Re-post Vayeshev and Jealousy

This post is dedicated in memory of Etya Sarah bat Yitzchak ha-Levi. May it be an aliyah for her neshama.

In this week’s Torah portion, Vayeshev, we get a peak into realm of sibling rivalry. The first few sentences sound like they are talking about a familiar familial complaint: Joseph would tattle on his older brothers to their father Jacob (37:2), and Joseph was Jacob’s favorite, which he showed by making him that famously colorful coat (37:3). To further complicate matters, Rashi, the 11th century Torah commentator, tells us that the brothers weren’t even doing all the bad stuff Joseph said they were - he was misinterpreting their actions. This doesn’t sound like the family interaction we’d expect from the founders of the 12 tribes of Israel!

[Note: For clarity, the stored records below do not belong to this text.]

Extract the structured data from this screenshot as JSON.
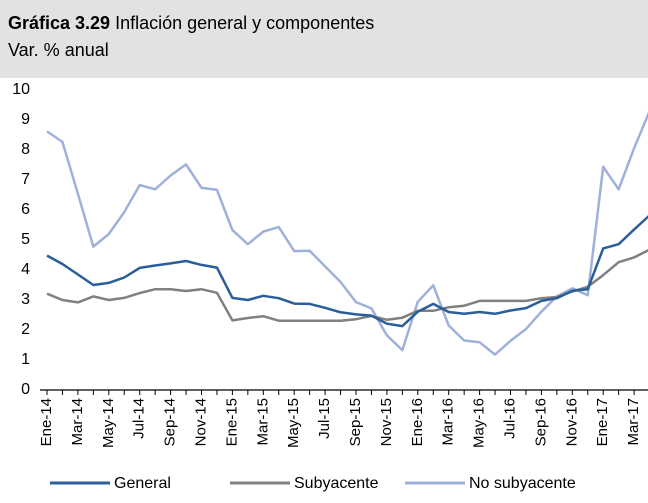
{
  "chart_data": {
    "type": "line",
    "title_number": "Gráfica 3.29",
    "title": "Inflación general y componentes",
    "subtitle": "Var. % anual",
    "categories": [
      "Ene-14",
      null,
      "Mar-14",
      null,
      "May-14",
      null,
      "Jul-14",
      null,
      "Sep-14",
      null,
      "Nov-14",
      null,
      "Ene-15",
      null,
      "Mar-15",
      null,
      "May-15",
      null,
      "Jul-15",
      null,
      "Sep-15",
      null,
      "Nov-15",
      null,
      "Ene-16",
      null,
      "Mar-16",
      null,
      "May-16",
      null,
      "Jul-16",
      null,
      "Sep-16",
      null,
      "Nov-16",
      null,
      "Ene-17",
      null,
      "Mar-17",
      null
    ],
    "series": [
      {
        "name": "General",
        "color": "#2a5e9a",
        "values": [
          4.48,
          4.2,
          3.85,
          3.5,
          3.57,
          3.75,
          4.07,
          4.15,
          4.22,
          4.3,
          4.17,
          4.08,
          3.07,
          3.0,
          3.14,
          3.06,
          2.88,
          2.87,
          2.74,
          2.59,
          2.52,
          2.48,
          2.21,
          2.13,
          2.61,
          2.87,
          2.6,
          2.54,
          2.6,
          2.54,
          2.65,
          2.73,
          2.97,
          3.06,
          3.31,
          3.36,
          4.72,
          4.86,
          5.35,
          5.82
        ]
      },
      {
        "name": "Subyacente",
        "color": "#808080",
        "values": [
          3.21,
          3.0,
          2.92,
          3.12,
          3.0,
          3.07,
          3.23,
          3.36,
          3.36,
          3.3,
          3.36,
          3.24,
          2.32,
          2.4,
          2.46,
          2.31,
          2.31,
          2.31,
          2.31,
          2.31,
          2.36,
          2.47,
          2.34,
          2.41,
          2.64,
          2.64,
          2.76,
          2.81,
          2.97,
          2.97,
          2.97,
          2.97,
          3.06,
          3.1,
          3.28,
          3.44,
          3.83,
          4.26,
          4.42,
          4.68
        ]
      },
      {
        "name": "No subyacente",
        "color": "#9fb1d9",
        "values": [
          8.62,
          8.27,
          6.54,
          4.78,
          5.2,
          5.93,
          6.83,
          6.69,
          7.15,
          7.52,
          6.74,
          6.67,
          5.33,
          4.86,
          5.28,
          5.43,
          4.63,
          4.64,
          4.12,
          3.6,
          2.93,
          2.72,
          1.82,
          1.33,
          2.94,
          3.49,
          2.15,
          1.65,
          1.59,
          1.18,
          1.64,
          2.03,
          2.61,
          3.12,
          3.39,
          3.16,
          7.44,
          6.69,
          8.06,
          9.29
        ]
      }
    ],
    "ylim": [
      0,
      10
    ],
    "yticks": [
      0,
      1,
      2,
      3,
      4,
      5,
      6,
      7,
      8,
      9,
      10
    ]
  }
}
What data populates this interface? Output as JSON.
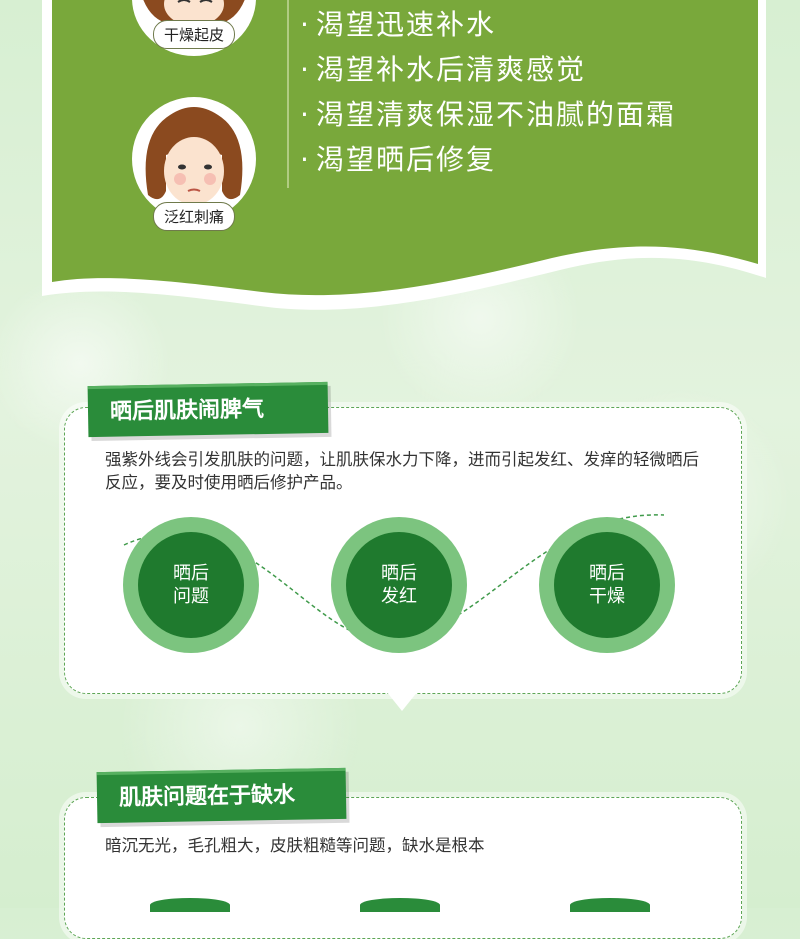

In spite of all this, Joseph is still one of the few people in Jewish history who were given the title "HaTzadik" (the righteous one). How could the brothers view one of their own flesh and blood, who was in fact righteous, hate him enough so as to want to try and kill him?
The following are the words of Rav Eliyahu Meir Bloch (1894-1955), the Telshe Rosh Yeshiva, zt"l: The Torah teaches us that the first seed of the mistake of the brothers flowed from a very natural human trait. In spite of the fact that these human beings reached great heights and purity of spirit, nevertheless their human traits were submerged deep inside their consciousness to the extent that they did not realize that they were there. They thought they were making a perfectly impartial judgment. 

We thus see that even an iota of jealousy, in even a great person, can impact his ability to think clearly. This, says Reb Eliya Meir Bloch, was the downfall of the brothers. This was not gross and coarse sibling rivalry, but a miniscule amount of jealousy. Sometimes that is all that it takes to color a perception and to color a decision to the extent that they could feel that Joseph was out to get them and as such they could feel justified in condemning him to death. Even the greatest of human beings - the founders of the 12 Tribes of Israel - are unfortunately prone to the pitfalls and foibles of all mankind.

The practical lesson for us is clear. We may believe that we are thinking something through and we may believe that we are acting purely with the best intentions and for the Sake of G-d. But we as human beings must always question our motives: Are they pure? Are my intentions proper? Did I make a mistake? Did my personal involvement color my decision? It can happen to anyone. We are subject to feelings of jealousy, of questing for honor, and of the whole range of human emotions and character traits.